Het Ministerie van VWS onderzoekt samen met GGD GHOR Nederland de mogelijkheden om -totdat deze wettelijke grondslag is gerealiseerd- de nodige hulp te blijven bieden. Hoewel de meldplicht -vooral ten behoeve van de huisartsen- is opgeschort, komen er bij het Meldpunt Onverzekerden nog steeds meldingen binnen. Het is aan gemeenten of GGD’en zelf om te bezien of zij van deze meldingen gebruik wensen te maken om bepaalde hulp aan onverzekerden te blijven bieden.
Betekent dit dat de GGD-GHOR en gemeenten tot 2025 meldingen van onverzekerden niet meer kunnen verwerken en dus onverzekerden bijna drie jaar lang niet kunnen helpen bij het krijgen van een verzekering?
Zie antwoord vraag 5.
Wat vindt u van het feit dat slechts 32 procent van de huisartsen standaard gebruikmaakt van de subsidiegelden van het CAK als zij een onverzekerde patiënt helpen en twee derde aangeeft ontevreden te zijn met de declaratiemogelijkheden van het CAK? Bent u het ermee eens dat dit aantoont dat de regelingen momenteel niet goed genoeg werken en er teveel administratieve rompslomp is?
De administratieve verplichtingen voor beide regelingen zijn inmiddels teruggebracht naar het meest noodzakelijke om de kosten van medisch noodzakelijke zorg rechtmatig te kunnen uitbetalen aan zorgverleners, waarbij de aan te leveren gegevens zijn beperkt tot een minimum. Zo bestaat voor de SOV het declaratieformulier nog slechts uit één pagina en is per 1 augustus de meldingsplicht aan het «Meldpunt Onverzekerden» -tijdelijk- vervallen.

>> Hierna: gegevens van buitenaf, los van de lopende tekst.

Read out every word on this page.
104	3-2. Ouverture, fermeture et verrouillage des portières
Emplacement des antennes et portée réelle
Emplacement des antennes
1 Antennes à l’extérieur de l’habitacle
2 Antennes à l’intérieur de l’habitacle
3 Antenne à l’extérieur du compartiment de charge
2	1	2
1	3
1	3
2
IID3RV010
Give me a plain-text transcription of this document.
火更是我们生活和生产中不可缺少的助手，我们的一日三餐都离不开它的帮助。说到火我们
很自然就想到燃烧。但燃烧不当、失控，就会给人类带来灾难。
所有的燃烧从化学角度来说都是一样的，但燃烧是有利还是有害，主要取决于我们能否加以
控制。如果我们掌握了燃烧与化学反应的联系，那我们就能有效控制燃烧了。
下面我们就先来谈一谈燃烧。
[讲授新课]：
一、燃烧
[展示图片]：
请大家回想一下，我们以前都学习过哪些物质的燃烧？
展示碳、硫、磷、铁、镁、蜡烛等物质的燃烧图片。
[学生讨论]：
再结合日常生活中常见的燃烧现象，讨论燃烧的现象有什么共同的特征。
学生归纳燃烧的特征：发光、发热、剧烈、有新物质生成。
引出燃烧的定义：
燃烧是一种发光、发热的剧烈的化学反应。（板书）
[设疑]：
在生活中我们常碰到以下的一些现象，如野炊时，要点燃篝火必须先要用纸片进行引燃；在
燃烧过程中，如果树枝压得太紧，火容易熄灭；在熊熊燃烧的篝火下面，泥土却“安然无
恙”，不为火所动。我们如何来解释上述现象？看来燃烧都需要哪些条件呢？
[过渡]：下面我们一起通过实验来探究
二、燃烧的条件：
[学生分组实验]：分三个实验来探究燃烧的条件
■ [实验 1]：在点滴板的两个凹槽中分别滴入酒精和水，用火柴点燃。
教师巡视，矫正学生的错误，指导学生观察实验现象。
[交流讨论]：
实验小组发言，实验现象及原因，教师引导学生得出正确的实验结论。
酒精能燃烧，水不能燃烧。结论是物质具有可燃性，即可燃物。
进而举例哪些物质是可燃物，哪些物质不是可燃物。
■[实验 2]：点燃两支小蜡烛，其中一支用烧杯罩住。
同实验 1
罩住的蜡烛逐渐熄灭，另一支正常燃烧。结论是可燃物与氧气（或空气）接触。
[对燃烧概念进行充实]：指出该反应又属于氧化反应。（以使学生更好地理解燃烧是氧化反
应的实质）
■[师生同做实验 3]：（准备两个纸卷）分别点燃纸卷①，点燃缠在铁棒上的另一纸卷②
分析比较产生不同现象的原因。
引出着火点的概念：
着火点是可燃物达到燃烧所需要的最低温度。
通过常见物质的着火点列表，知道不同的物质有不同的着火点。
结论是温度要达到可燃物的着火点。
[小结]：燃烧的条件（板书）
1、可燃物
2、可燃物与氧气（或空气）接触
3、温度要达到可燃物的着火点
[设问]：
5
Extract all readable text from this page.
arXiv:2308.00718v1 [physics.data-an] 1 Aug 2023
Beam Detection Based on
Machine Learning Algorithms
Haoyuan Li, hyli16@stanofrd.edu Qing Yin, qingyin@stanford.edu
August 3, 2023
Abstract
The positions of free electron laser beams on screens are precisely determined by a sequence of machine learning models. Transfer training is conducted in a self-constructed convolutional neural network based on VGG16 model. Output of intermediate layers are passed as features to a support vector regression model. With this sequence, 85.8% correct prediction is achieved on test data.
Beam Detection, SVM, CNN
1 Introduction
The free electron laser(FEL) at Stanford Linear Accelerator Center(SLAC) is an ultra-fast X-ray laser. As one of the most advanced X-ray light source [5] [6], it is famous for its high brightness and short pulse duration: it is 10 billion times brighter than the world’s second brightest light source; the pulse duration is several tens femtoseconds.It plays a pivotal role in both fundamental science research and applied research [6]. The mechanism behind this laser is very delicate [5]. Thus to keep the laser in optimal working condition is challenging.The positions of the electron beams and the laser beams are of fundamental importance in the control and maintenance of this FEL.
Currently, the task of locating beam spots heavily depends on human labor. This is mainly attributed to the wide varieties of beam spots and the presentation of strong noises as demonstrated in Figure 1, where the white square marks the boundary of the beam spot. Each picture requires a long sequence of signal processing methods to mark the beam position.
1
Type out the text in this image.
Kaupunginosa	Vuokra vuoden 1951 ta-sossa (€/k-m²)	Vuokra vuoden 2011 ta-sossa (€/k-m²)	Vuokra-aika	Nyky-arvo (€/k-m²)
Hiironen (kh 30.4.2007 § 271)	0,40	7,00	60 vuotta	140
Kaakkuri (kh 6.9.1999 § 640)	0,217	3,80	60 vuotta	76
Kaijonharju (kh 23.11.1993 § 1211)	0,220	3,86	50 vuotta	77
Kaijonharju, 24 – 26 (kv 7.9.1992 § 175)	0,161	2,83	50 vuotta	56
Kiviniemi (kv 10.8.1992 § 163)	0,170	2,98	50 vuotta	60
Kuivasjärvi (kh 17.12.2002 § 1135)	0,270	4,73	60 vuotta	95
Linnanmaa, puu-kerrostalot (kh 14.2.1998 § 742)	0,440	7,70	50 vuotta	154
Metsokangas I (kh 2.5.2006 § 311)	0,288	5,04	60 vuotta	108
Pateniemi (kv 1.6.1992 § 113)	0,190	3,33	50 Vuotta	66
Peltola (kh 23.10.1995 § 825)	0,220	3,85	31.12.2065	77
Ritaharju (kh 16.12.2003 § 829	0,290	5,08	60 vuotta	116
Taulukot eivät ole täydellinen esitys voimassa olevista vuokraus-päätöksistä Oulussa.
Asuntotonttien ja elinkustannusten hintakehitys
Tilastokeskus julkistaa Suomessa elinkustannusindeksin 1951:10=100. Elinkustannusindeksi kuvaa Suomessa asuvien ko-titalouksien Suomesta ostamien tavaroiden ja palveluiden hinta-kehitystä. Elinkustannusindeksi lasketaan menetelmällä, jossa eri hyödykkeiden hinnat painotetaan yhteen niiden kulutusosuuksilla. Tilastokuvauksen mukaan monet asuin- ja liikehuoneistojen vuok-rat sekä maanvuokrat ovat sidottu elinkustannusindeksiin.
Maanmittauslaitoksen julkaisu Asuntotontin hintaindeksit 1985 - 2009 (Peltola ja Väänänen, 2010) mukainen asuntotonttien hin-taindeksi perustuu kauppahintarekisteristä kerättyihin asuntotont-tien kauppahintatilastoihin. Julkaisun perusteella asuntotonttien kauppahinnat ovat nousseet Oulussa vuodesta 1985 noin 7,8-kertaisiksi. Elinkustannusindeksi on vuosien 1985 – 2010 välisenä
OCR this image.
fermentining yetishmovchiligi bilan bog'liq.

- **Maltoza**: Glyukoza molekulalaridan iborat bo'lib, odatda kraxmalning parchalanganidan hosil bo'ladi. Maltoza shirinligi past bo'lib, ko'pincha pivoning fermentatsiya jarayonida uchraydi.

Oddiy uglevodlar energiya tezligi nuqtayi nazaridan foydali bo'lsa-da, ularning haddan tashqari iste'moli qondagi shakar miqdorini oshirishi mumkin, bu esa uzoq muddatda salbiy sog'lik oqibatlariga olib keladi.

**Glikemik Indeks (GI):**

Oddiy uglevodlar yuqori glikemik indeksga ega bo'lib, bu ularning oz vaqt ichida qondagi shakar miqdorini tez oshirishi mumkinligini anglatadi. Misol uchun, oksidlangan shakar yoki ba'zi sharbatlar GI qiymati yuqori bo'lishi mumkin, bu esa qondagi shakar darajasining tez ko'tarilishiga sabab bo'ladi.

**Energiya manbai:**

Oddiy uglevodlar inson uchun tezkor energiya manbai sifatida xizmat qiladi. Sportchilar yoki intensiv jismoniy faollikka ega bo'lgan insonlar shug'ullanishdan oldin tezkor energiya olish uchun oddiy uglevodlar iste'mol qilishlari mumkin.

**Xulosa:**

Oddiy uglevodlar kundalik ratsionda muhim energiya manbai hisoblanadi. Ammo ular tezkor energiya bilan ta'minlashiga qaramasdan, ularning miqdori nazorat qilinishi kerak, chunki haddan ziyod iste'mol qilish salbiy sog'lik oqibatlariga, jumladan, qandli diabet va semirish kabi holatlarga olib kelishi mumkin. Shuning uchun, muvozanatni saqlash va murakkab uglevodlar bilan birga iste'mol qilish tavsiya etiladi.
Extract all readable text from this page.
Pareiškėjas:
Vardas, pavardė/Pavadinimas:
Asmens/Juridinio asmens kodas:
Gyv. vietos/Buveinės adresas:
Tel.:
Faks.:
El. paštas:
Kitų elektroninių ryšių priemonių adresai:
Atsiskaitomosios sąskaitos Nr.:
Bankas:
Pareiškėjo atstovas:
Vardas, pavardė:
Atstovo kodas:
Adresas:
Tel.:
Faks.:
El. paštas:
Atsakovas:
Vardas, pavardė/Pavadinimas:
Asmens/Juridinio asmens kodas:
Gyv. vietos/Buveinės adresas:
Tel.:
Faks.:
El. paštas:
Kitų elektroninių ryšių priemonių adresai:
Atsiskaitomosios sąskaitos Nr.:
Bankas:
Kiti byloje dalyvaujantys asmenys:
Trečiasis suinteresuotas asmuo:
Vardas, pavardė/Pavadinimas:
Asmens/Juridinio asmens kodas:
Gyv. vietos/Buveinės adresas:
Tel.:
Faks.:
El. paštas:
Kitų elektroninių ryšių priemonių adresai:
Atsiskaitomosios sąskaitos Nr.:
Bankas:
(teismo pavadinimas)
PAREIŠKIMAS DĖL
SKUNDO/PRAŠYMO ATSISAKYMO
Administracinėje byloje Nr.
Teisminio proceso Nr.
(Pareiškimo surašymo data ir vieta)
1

Apothekers kunnen voor beide regelingen op de voor hen gebruikelijke digitale weg via Clearing House Apothekers declareren. Daarnaast is het CAK bezig digitaal declareren voor alle zorgverleners mogelijk te maken. Hierbij wordt aansluiting gezocht op het, bij zorgverleners reeds bekende en gebruikte, digitale berichtenverkeer van VECOZO. Hierdoor worden de administratieve lasten voor uiteindelijk alle zorgverleners tot een gelijk minimum beperkt.
De verwachting is dat tegen het einde van het eerste kwartaal 2023 de huisartsen digitaal kunnen aansluiten voor beide regelingen. Daarna volgen in de opvolgende kwartalen van 2023 gefaseerd de andere zorgverleners zoals GGZ en ziekenhuizen.
Wat is uw reactie op het feit dat 20 procent van de huisartsen aangeeft nog nooit van beide regelingen te hebben gehoord? Wat gaat u doen om ervoor te zorgen dat huisartsen tenminste op de hoogte zijn van het bestaan van deze regelingen?
Dat verbaast mij. De OVV bestaat sinds 2009 en de SOV sinds 2017. Alle koepels van zorgaanbieders worden periodiek door het CAK geïnformeerd over de regelingen en ook bij elke wijziging op de hoogte gebracht. Daarnaast heeft het CAK heeft een uitstekende website met uitvoerige informatie over beide regelingen en kunnen formulieren gedownload worden.
Wat is uw reactie op het feit dat 10 procent van de huisartsen weleens een onverzekerde patiënt weigert? Hoe bent u van plan om ervoor te zorgen dat dat niet langer gebeurt en alle artsen in staat worden gesteld om onverzekerde patiënten dezelfde zorg te bieden als andere patiënten?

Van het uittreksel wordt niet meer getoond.